NU Online News Service, May 3, 2:45 p.m. EST, Hamilton, Bermuda?The reinsurance industry will see considerable consolidation among its minor players over the next few years, while the top 10 continue to hold the vast portion of premium dollars, key reinsurance executives said.

The observation came during the 80th annual conference of the Alliance of American Insurers, held earlier this week in Hamilton, Bermuda. The comments were made during a panel discussion among six reinsurance executives entitled, "The Future of the Catastrophic Risk Markets."

The terror attacks on Sept. 11, Enron, mold and other events have changed the risk climate and caused volatility in the pricing cycle, observed Patrick Thiele, president and chief executive officer of PartnerRe.

"Anything that could go wrong did go wrong," Mr. Thiele remarked.

The current climate is leading to revaluation of risks and a change in appetite among companies, he said.

Traditional insurers are leaving the reinsurance business, which will lead to "complete separation" between reinsurance and traditional insurance companies in the next three to four years, Mr. Thiele predicted.

As a result, only so much premium market for reinsurance companies will remain, said Joseph P. Brandon, CEO of General Re Corp.

Of the $80 billion in insurance premium shared among the top 25 global brokers, the top 10 reinsurance companies controlled 82 percent of the market and 56 percent of those dollars were controlled by the top three, he said, leaving very little market left for the remaining 15.

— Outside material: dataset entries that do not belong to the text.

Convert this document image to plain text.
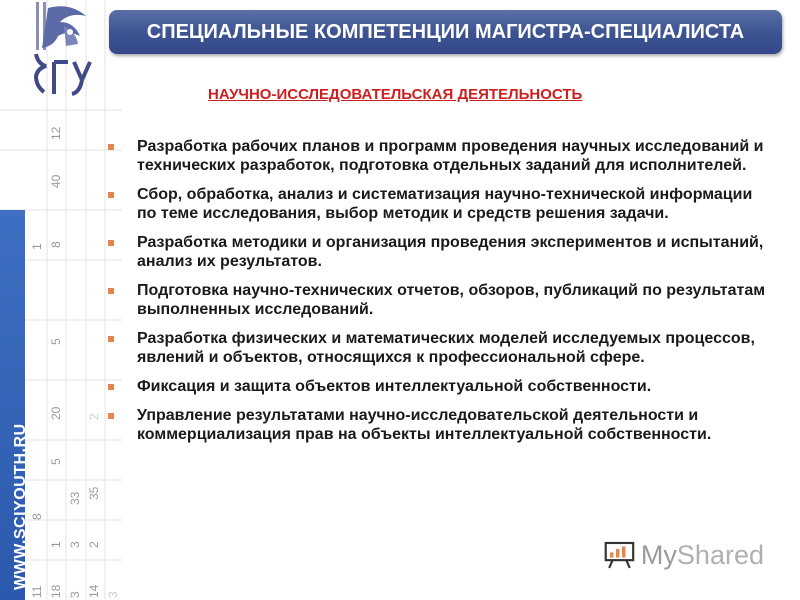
WWW.SCIYOUTH.RU
11
8
18
1
1
3
3
33
5
20
5
8
40
12
14
2
35
2
3
СПЕЦИАЛЬНЫЕ КОМПЕТЕНЦИИ МАГИСТРА-СПЕЦИАЛИСТА
НАУЧНО-ИССЛЕДОВАТЕЛЬСКАЯ ДЕЯТЕЛЬНОСТЬ
Разработка рабочих планов и программ проведения научных исследований и технических разработок, подготовка отдельных заданий для исполнителей.
Сбор, обработка, анализ и систематизация научно-технической информации по теме исследования, выбор методик и средств решения задачи.
Разработка методики и организация проведения экспериментов и испытаний, анализ их результатов.
Подготовка научно-технических отчетов, обзоров, публикаций по результатам выполненных исследований.
Разработка физических и математических моделей исследуемых процессов, явлений и объектов, относящихся к профессиональной сфере.
Фиксация и защита объектов интеллектуальной собственности.
Управление результатами научно-исследовательской деятельности и коммерциализация прав на объекты интеллектуальной собственности.
MyShared
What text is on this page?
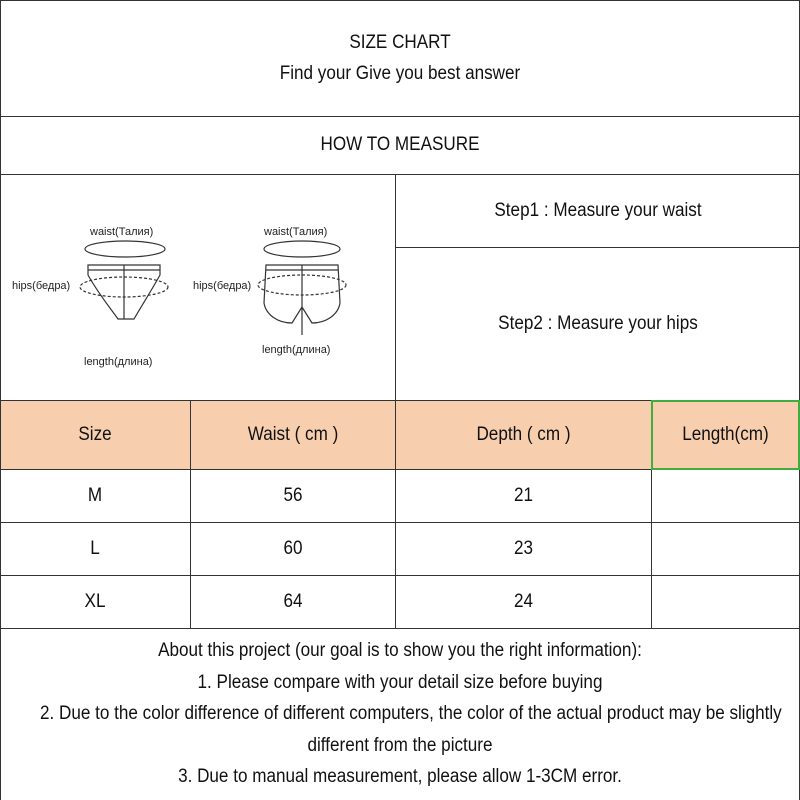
SIZE CHART
Find your Give you best answer
HOW TO MEASURE
waist(Талия)
hips(бедра)
length(длина)
waist(Талия)
hips(бедра)
length(длина)
Step1 : Measure your waist
Step2 : Measure your hips
Size	Waist ( cm )	Depth ( cm )	Length(cm)
M	56	21
L	60	23
XL	64	24
About this project (our goal is to show you the right information):
1. Please compare with your detail size before buying
2. Due to the color difference of different computers, the color of the actual product may be slightly
different from the picture
3. Due to manual measurement, please allow 1-3CM error.
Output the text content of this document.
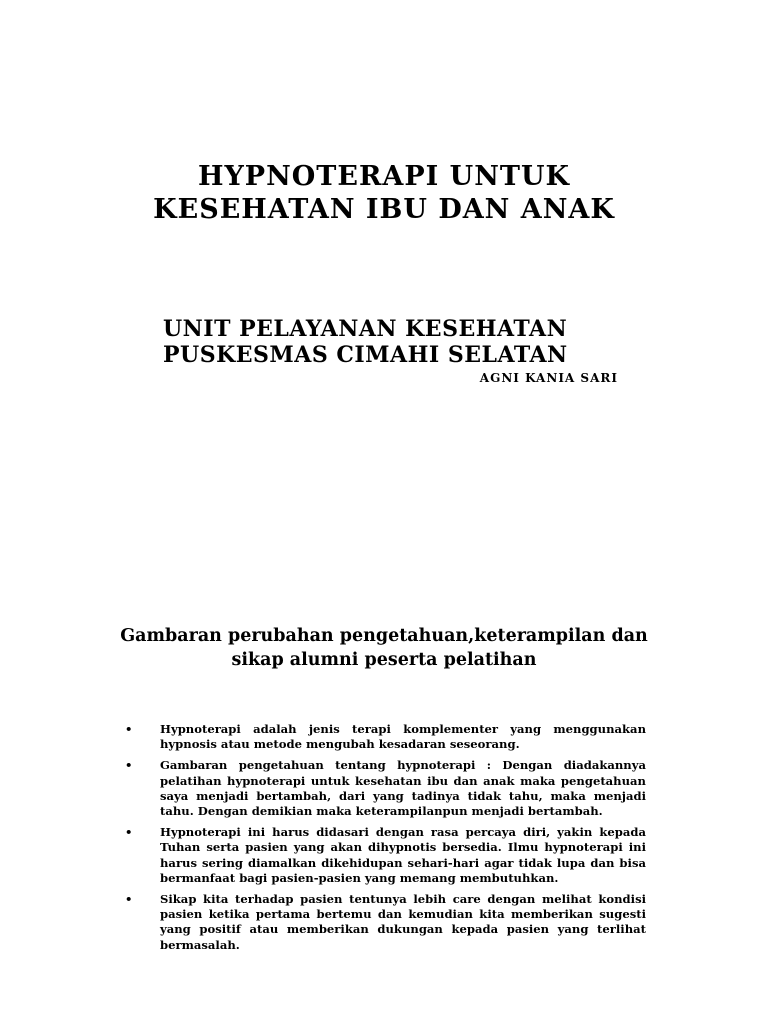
HYPNOTERAPI UNTUK
KESEHATAN IBU DAN ANAK
UNIT PELAYANAN KESEHATAN
PUSKESMAS CIMAHI SELATAN
AGNI KANIA SARI
Gambaran perubahan pengetahuan,keterampilan dan
sikap alumni peserta pelatihan
• Hypnoterapi adalah jenis terapi komplementer yang menggunakan hypnosis atau metode mengubah kesadaran seseorang.
• Gambaran pengetahuan tentang hypnoterapi : Dengan diadakannya pelatihan hypnoterapi untuk kesehatan ibu dan anak maka pengetahuan saya menjadi bertambah, dari yang tadinya tidak tahu, maka menjadi tahu. Dengan demikian maka keterampilanpun menjadi bertambah.
• Hypnoterapi ini harus didasari dengan rasa percaya diri, yakin kepada Tuhan serta pasien yang akan dihypnotis bersedia. Ilmu hypnoterapi ini harus sering diamalkan dikehidupan sehari-hari agar tidak lupa dan bisa bermanfaat bagi pasien-pasien yang memang membutuhkan.
• Sikap kita terhadap pasien tentunya lebih care dengan melihat kondisi pasien ketika pertama bertemu dan kemudian kita memberikan sugesti yang positif atau memberikan dukungan kepada pasien yang terlihat bermasalah.
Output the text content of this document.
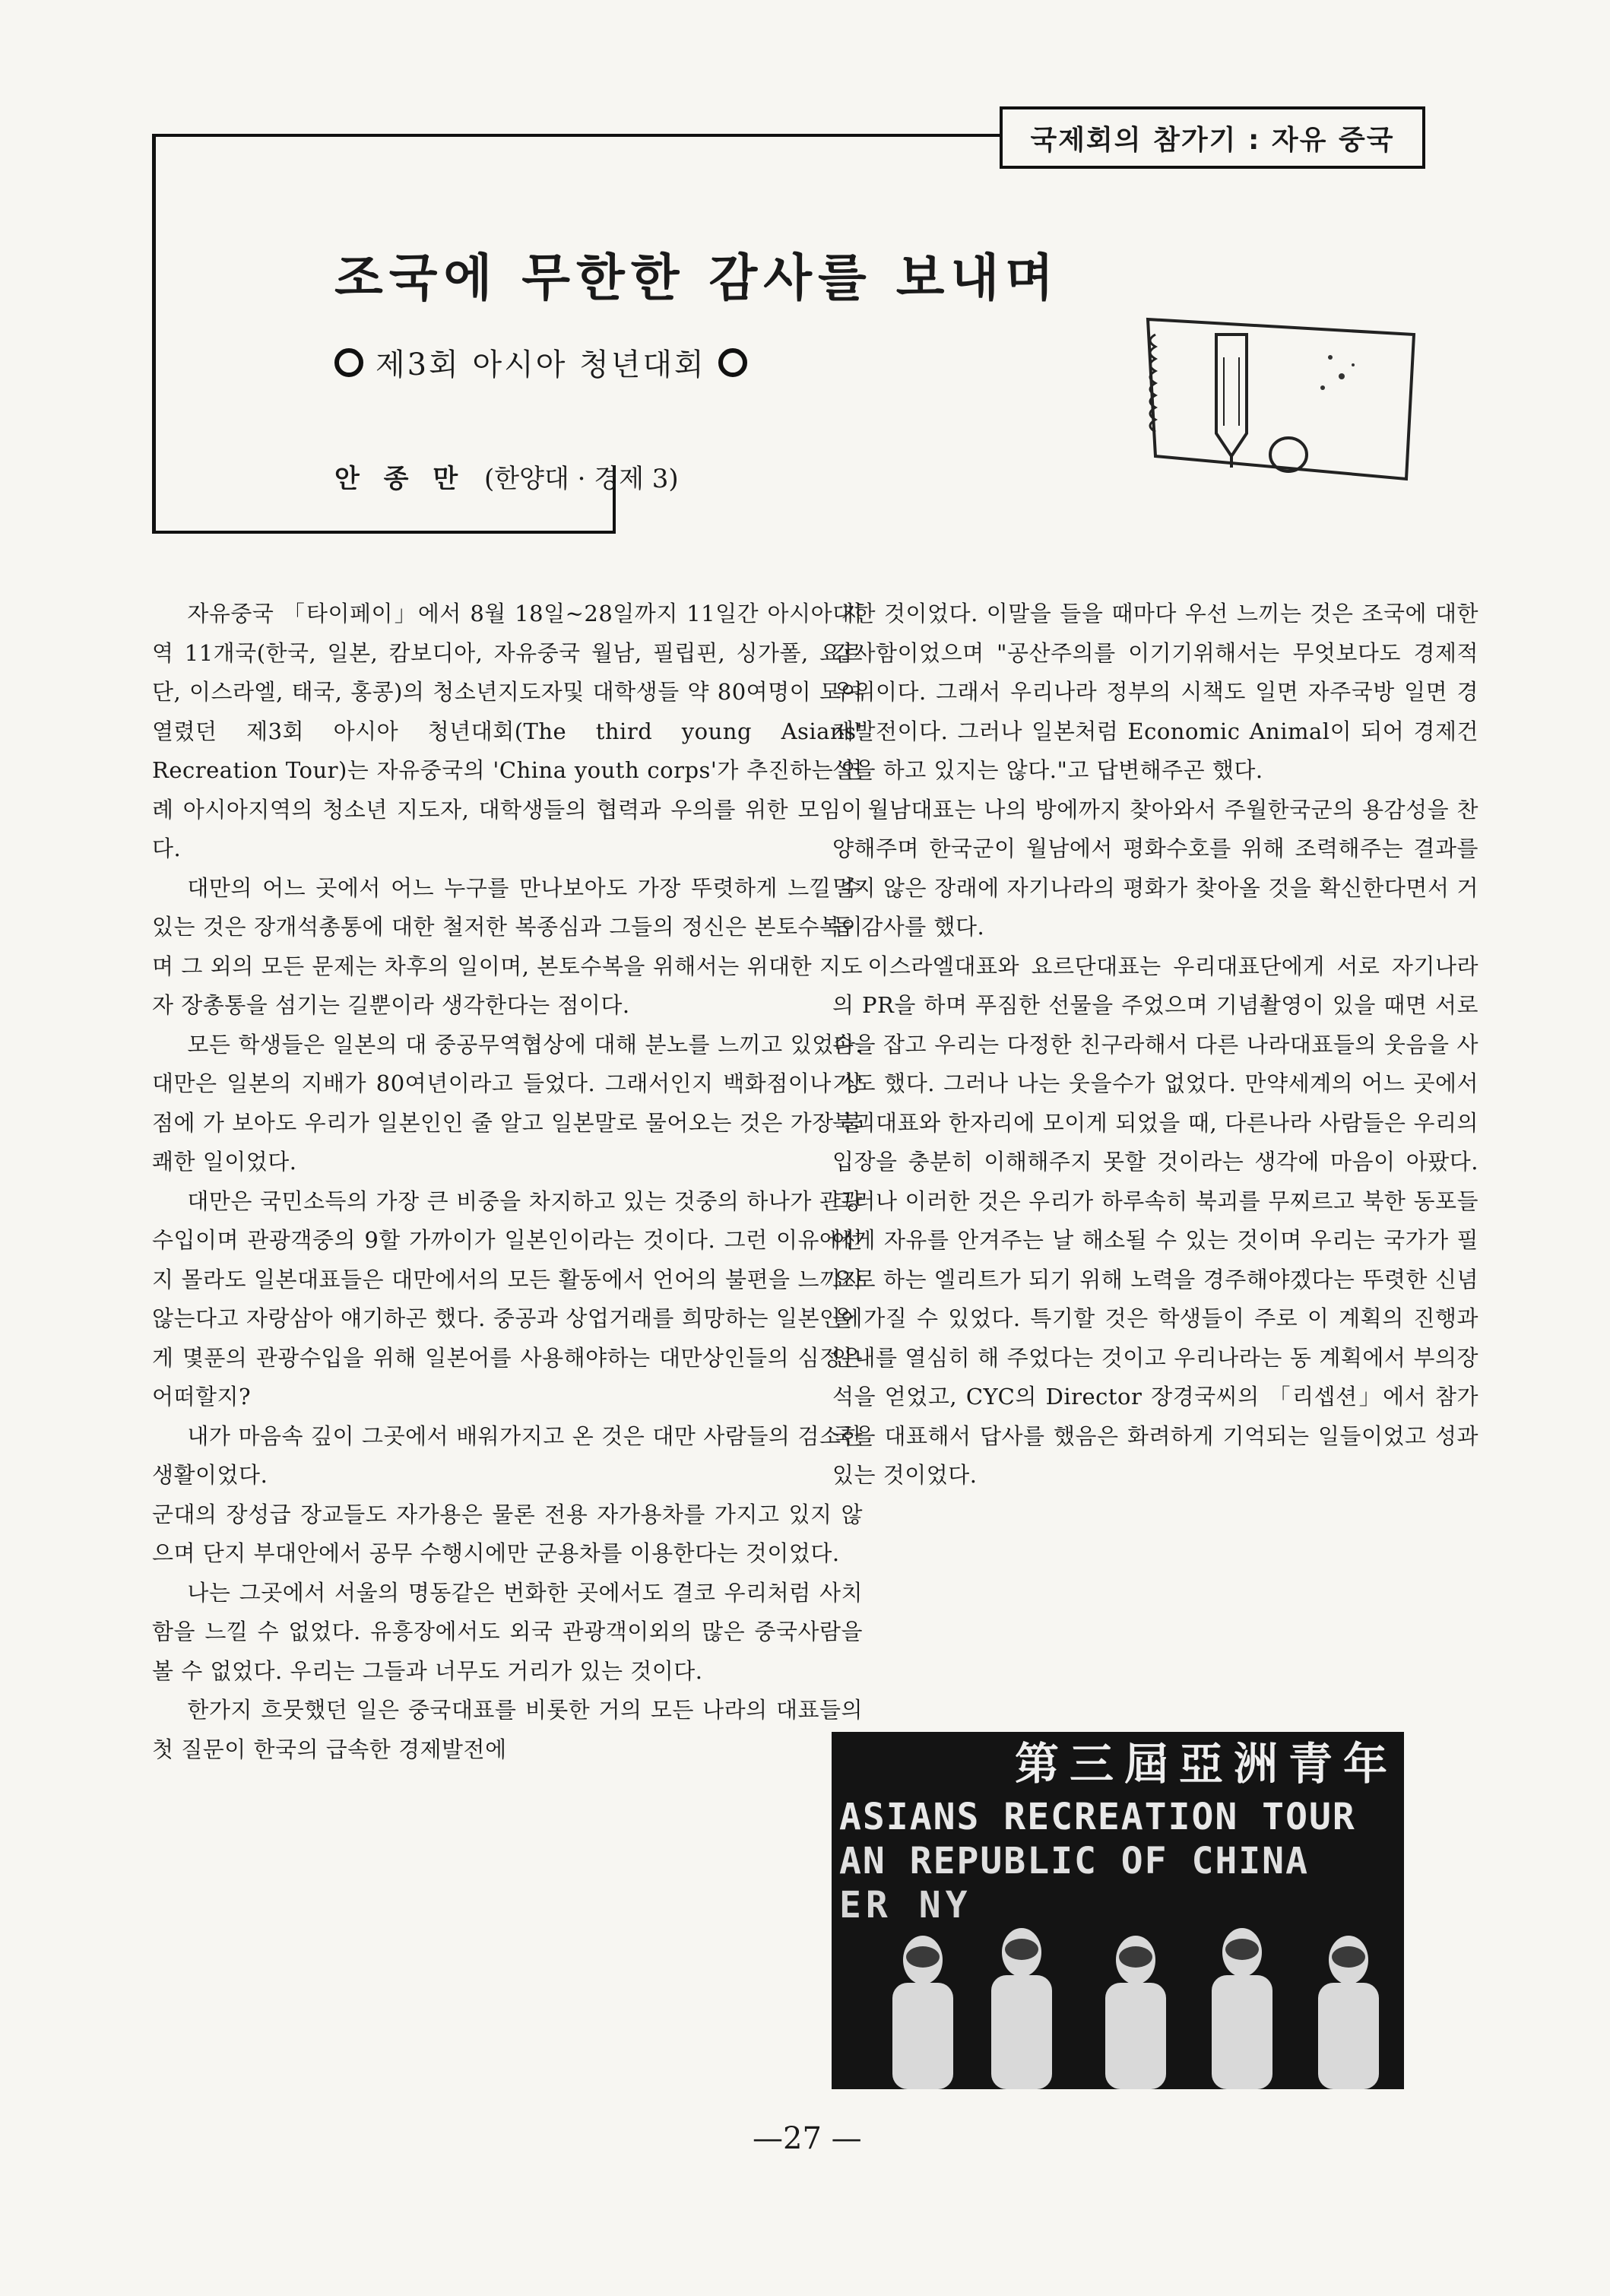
국제회의 참가기 : 자유 중국
조국에 무한한 감사를 보내며
제3회 아시아 청년대회
안 종 만 (한양대 · 경제 3)

자유중국 「타이페이」에서 8월 18일~28일까지 11일간 아시아 지역 11개국(한국, 일본, 캄보디아, 자유중국 월남, 필립핀, 싱가폴, 요르단, 이스라엘, 태국, 홍콩)의 청소년지도자및 대학생들 약 80여명이 모여 열렸던 제3회 아시아 청년대회(The third young Asians' Recreation Tour)는 자유중국의 'China youth corps'가 추진하는 연례 아시아지역의 청소년 지도자, 대학생들의 협력과 우의를 위한 모임이다.

대만의 어느 곳에서 어느 누구를 만나보아도 가장 뚜렷하게 느낄 수 있는 것은 장개석총통에 대한 철저한 복종심과 그들의 정신은 본토수복이며 그 외의 모든 문제는 차후의 일이며, 본토수복을 위해서는 위대한 지도자 장총통을 섬기는 길뿐이라 생각한다는 점이다.

모든 학생들은 일본의 대 중공무역협상에 대해 분노를 느끼고 있었다. 대만은 일본의 지배가 80여년이라고 들었다. 그래서인지 백화점이나 상점에 가 보아도 우리가 일본인인 줄 알고 일본말로 물어오는 것은 가장 불쾌한 일이었다.

대만은 국민소득의 가장 큰 비중을 차지하고 있는 것중의 하나가 관광수입이며 관광객중의 9할 가까이가 일본인이라는 것이다. 그런 이유에선지 몰라도 일본대표들은 대만에서의 모든 활동에서 언어의 불편을 느끼지 않는다고 자랑삼아 얘기하곤 했다. 중공과 상업거래를 희망하는 일본인에게 몇푼의 관광수입을 위해 일본어를 사용해야하는 대만상인들의 심정은 어떠할지?

내가 마음속 깊이 그곳에서 배워가지고 온 것은 대만 사람들의 검소한 생활이었다.

군대의 장성급 장교들도 자가용은 물론 전용 자가용차를 가지고 있지 않으며 단지 부대안에서 공무 수행시에만 군용차를 이용한다는 것이었다.

나는 그곳에서 서울의 명동같은 번화한 곳에서도 결코 우리처럼 사치함을 느낄 수 없었다. 유흥장에서도 외국 관광객이외의 많은 중국사람을 볼 수 없었다. 우리는 그들과 너무도 거리가 있는 것이다.

한가지 흐뭇했던 일은 중국대표를 비롯한 거의 모든 나라의 대표들의 첫 질문이 한국의 급속한 경제발전에

대한 것이었다. 이말을 들을 때마다 우선 느끼는 것은 조국에 대한 감사함이었으며 "공산주의를 이기기위해서는 무엇보다도 경제적 우위이다. 그래서 우리나라 정부의 시책도 일면 자주국방 일면 경제발전이다. 그러나 일본처럼 Economic Animal이 되어 경제건설을 하고 있지는 않다."고 답변해주곤 했다.

월남대표는 나의 방에까지 찾아와서 주월한국군의 용감성을 찬양해주며 한국군이 월남에서 평화수호를 위해 조력해주는 결과를 멀지 않은 장래에 자기나라의 평화가 찾아올 것을 확신한다면서 거듭 감사를 했다.

이스라엘대표와 요르단대표는 우리대표단에게 서로 자기나라의 PR을 하며 푸짐한 선물을 주었으며 기념촬영이 있을 때면 서로 손을 잡고 우리는 다정한 친구라해서 다른 나라대표들의 웃음을 사기도 했다. 그러나 나는 웃을수가 없었다. 만약세계의 어느 곳에서 북괴대표와 한자리에 모이게 되었을 때, 다른나라 사람들은 우리의 입장을 충분히 이해해주지 못할 것이라는 생각에 마음이 아팠다. 그러나 이러한 것은 우리가 하루속히 북괴를 무찌르고 북한 동포들에게 자유를 안겨주는 날 해소될 수 있는 것이며 우리는 국가가 필요로 하는 엘리트가 되기 위해 노력을 경주해야겠다는 뚜렷한 신념을 가질 수 있었다. 특기할 것은 학생들이 주로 이 계획의 진행과 안내를 열심히 해 주었다는 것이고 우리나라는 동 계획에서 부의장석을 얻었고, CYC의 Director 장경국씨의 「리셉션」에서 참가국을 대표해서 답사를 했음은 화려하게 기억되는 일들이었고 성과있는 것이었다.

第三屆亞洲青年
ASIANS RECREATION TOUR
AN REPUBLIC OF CHINA
ER NY
—27 —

"There are more sellers of reinsurance than buyers and it is only a matter of time before [companies begin to consolidate," Mr. Brandon said.

The attacks of Sept. 11 also impacted the catastrophic risk market by creating empathy, observed Anthony "Tony" Taylor, president and CEO of Montpelier Re Holdings, Ltd.

Countries worldwide realized that this type of event could happen anywhere. With this understanding, insurers also have come to realize that, unlike past catastrophes, an enormous amount of claims losses can take place within a small geographic area, he said.

James N. Stanard, chairman, president and CEO of RenaissanceRe Holdings Ltd., observed that these events underscore the importance of modeling for catastrophic risk. Modeling methods need to be all inclusive of risks to be effective and formulate adequate pricing.

When it comes to the underwriting of risk, pointed out Henry C.V. Keeling, president and CEO of XL Re Ltd. and Chris McKeown, co-president and chief operating officer of ACE Tempest Re, both warned that companies should not underwrite markets they do not understand.

"This is my opinion, but if [insurers] can't manage and price the risk then we should not sell it in the first place," remarked Mr. Keeling.

All of the companies, except General Re Corp., are Bermuda based. General Re is headquartered in Stamford, Conn.